Title: Lab Girl: A Story of Trees, Science and Love
Author: Hope Jahren
Rating Out of 5: 5 (I will read this again and again and again)
My Bookshelves: Memoirs, Nature, Science
Dates read: 21st – 27th October 2019
Pace: Medium
Format: Novel
Publisher: Fleet
Year: 2016
5th sentence, 74th page: I started to leave, but hesitated when Bill looked up at last.

Acclaimed scientist Hope Jahren has built three laboratories in which she’s studied trees, flowers, seeds, and soil. Her first book is a revelatory treatise on plant life—but it is also so much more.
Lab Girl is a book about work, love, and the mountains that can be moved when those two things come together. It is told through Jahren’s stories: about her childhood in rural Minnesota with an uncompromising mother and a father who encouraged hours of play in his classroom’s labs; about how she found a sanctuary in science, and learned to perform lab work done “with both the heart and the hands”; and about the inevitable disappointments, but also the triumphs and exhilarating discoveries, of scientific work.
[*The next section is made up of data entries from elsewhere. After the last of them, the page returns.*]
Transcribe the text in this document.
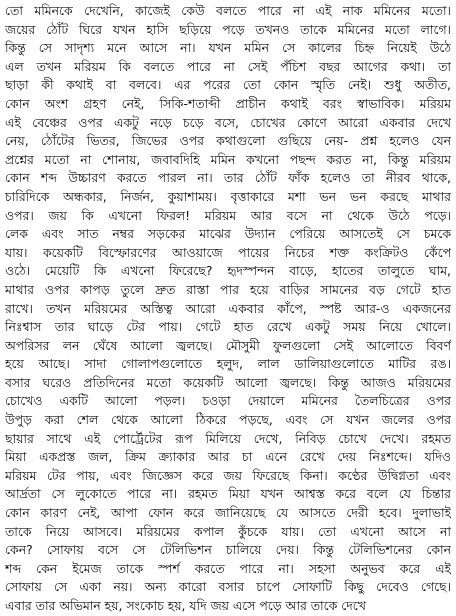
তো মমিনকে দেখেনি, কাজেই কেউ বলতে পারে না এই নাক মমিনের মতো।
জয়ের ঠোঁট ঘিরে যখন হাসি ছড়িয়ে পড়ে তখনও তাকে মমিনের মতো লাগে।
কিন্তু সে সাদৃশ্য মনে আসে না। যখন মমিন সে কালের চিহ্ন নিয়েই উঠে
এল তখন মরিয়ম কি বলতে পারে না সেই পঁচিশ বছর আগের কথা। তা
ছাড়া কী কথাই বা বলবে। এর পরের তো কোন স্মৃতি নেই। শুধু অতীত,
কোন অংশ গ্রহণ নেই, সিকি-শতাব্দী প্রাচীন কথাই বরং স্বাভাবিক। মরিয়ম
এই বেঞ্চের ওপর একটু নড়ে চড়ে বসে, চোখের কোণে আরো একবার দেখে
নেয়, ঠোঁটের ভিতর, জিভের ওপর কথাগুলো গুছিয়ে নেয়- প্রশ্ন হলেও যেন
প্রশ্নের মতো না শোনায়, জবাবদিহি মমিন কখনো পছন্দ করত না, কিন্তু মরিয়ম
কোন শব্দ উচ্চারণ করতে পারল না। তার ঠোঁট ফাঁক হলেও তা নীরব থাকে,
চারিদিকে অন্ধকার, নির্জন, কুয়াশাময়। বৃত্তাকারে মশা ভন ভন করছে মাথার
ওপর। জয় কি এখনো ফিরল! মরিয়ম আর বসে না থেকে উঠে পড়ে।
লেক এবং সাত নম্বর সড়কের মাঝের উদ্যান পেরিয়ে আসতেই সে চমকে
যায়। কয়েকটি বিস্ফোরণের আওয়াজে পায়ের নিচের শক্ত কংক্রিটও কেঁপে
ওঠে। মেয়েটি কি এখনো ফিরেছে? হৃদস্পন্দন বাড়ে, হাতের তালুতে ঘাম,
মাথার ওপর কাপড় তুলে দ্রুত রাস্তা পার হয়ে বাড়ির সামনের বড় গেটে হাত
রাখে। তখন মরিয়মের অস্তিত্ব আরো একবার কাঁপে, স্পষ্ট আর-ও একজনের
নিঃশ্বাস তার ঘাড়ে টের পায়। গেটে হাত রেখে একটু সময় নিয়ে খোলে।
অপরিসর লন ঘেঁষে আলো জ্বলছে। মৌসুমী ফুলগুলো সেই আলোতে বিবর্ণ
হয়ে আছে। সাদা গোলাপগুলোতে হলুদ, লাল ডালিয়াগুলোতে মাটির রঙ।
বসার ঘরেও প্রতিদিনের মতো কয়েকটি আলো জ্বলছে। কিন্তু আজও মরিয়মের
চোখেও একটি আলো পড়ল। চওড়া দেয়ালে মমিনের তৈলচিত্রের ওপর
উপুড় করা শেল থেকে আলো ঠিকরে পড়ছে, এবং সে যখন জলের ওপর
ছায়ার সাথে এই পোর্ট্রেটের রূপ মিলিয়ে দেখে, নিবিড় চোখে দেখে। রহমত
মিয়া একপ্রস্ত জল, ক্রিম ক্র্যাকার আর চা এনে রেখে দেয় নিঃশব্দে। যদিও
মরিয়ম টের পায়, এবং জিজ্ঞেস করে জয় ফিরেছে কিনা। কণ্ঠের উদ্বিগ্নতা এবং
আর্দ্রতা সে লুকোতে পারে না। রহমত মিয়া যখন আশ্বস্ত করে বলে যে চিন্তার
কোন কারণ নেই, আপা ফোন করে জানিয়েছে যে আসতে দেরী হবে। দুলাভাই
তাকে নিয়ে আসবে। মরিয়মের কপাল কুঁচকে যায়। তো এখনো আসে না
কেন? সোফায় বসে সে টেলিভিশন চালিয়ে দেয়। কিন্তু টেলিভিশনের কোন
শব্দ কেন ইমেজ তাকে স্পর্শ করতে পারে না। সহসা অনুভব করে এই
সোফায় সে একা নয়। অন্য কারো বসার চাপে সোফাটি কিছু দেবেও গেছে।
এবার তার অভিমান হয়, সংকোচ হয়, যদি জয় এসে পড়ে আর তাকে দেখে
Yet at the core of this book is the story of a relationship Jahren forged with a brilliant, wounded man named Bill, who becomes her lab partner and best friend. Their sometimes rogue adventures in science take them from the Midwest across the United States and back again, over the Atlantic to the ever-light skies of the North Pole and to tropical Hawaii, where she and her lab currently make their home.

This book is absolutely freaking amazing!!! Not just because it is written so well and about the natural sciences. But also because I connected completely to what Hope Jahren was saying. She recalls her years in her PhD, the weirdness that is her obsession and just life as an academic in general. I might just be starting out in that life… but there was so much that was relatable. And it made me feel better about all of my multiple freak-outs and insecurities…
Lab Girl has most certainly become my all-time favourite memoir. Partly because it is in an area that I am more intimately familiar with than almost any other. But also because it deals with a lot of hidden issues in life. Talks about mental health. Focuses on what it takes to become who you want to be. Yet weaves throughout botanical knowledge and scientific principles that almost feel like coming home.
There is no one in the world that doesn’t have to deal with self-doubt. That doesn’t feel like others are judging them and querying their every move. That make them think they are somehow less. Add to that a mental health issue and being a female in a traditionally male-dominated career… it’s a tough world out there. And Jahren faces up to the realities of this fearlessly. Yet, she does so with a healthy dose of humour and light that doesn’t feel bitter and contrived. That doesn’t make you angry at the system, just understanding of the challenges faced.
Hope’s relationship with Bill is amazing. All throughout, he is her voice of sanity and reason. The person who has her back and supports her no matter what she does. We all need someone like that in our lives. Whether it is a co-worker, a friend or a lover… it doesn’t matter the amazing power of their relationship made me so incredibly jealous. I don’t know that I’ve ever had someone totally appreciate my world in that way, and it is something that I would love to find in my professional life – someone who is obsessed with invertebrates just as much as I am.
This is one of those memoirs that I’m never, ever going to forget. It is intense, wonderful and intriguing. The perfect miss of personal anecdotes, science and the telling of reality merge together fantastically. I can understand why it was on a summer reading list, and I’m so glad I succumbed to the compulsion to buy it!!!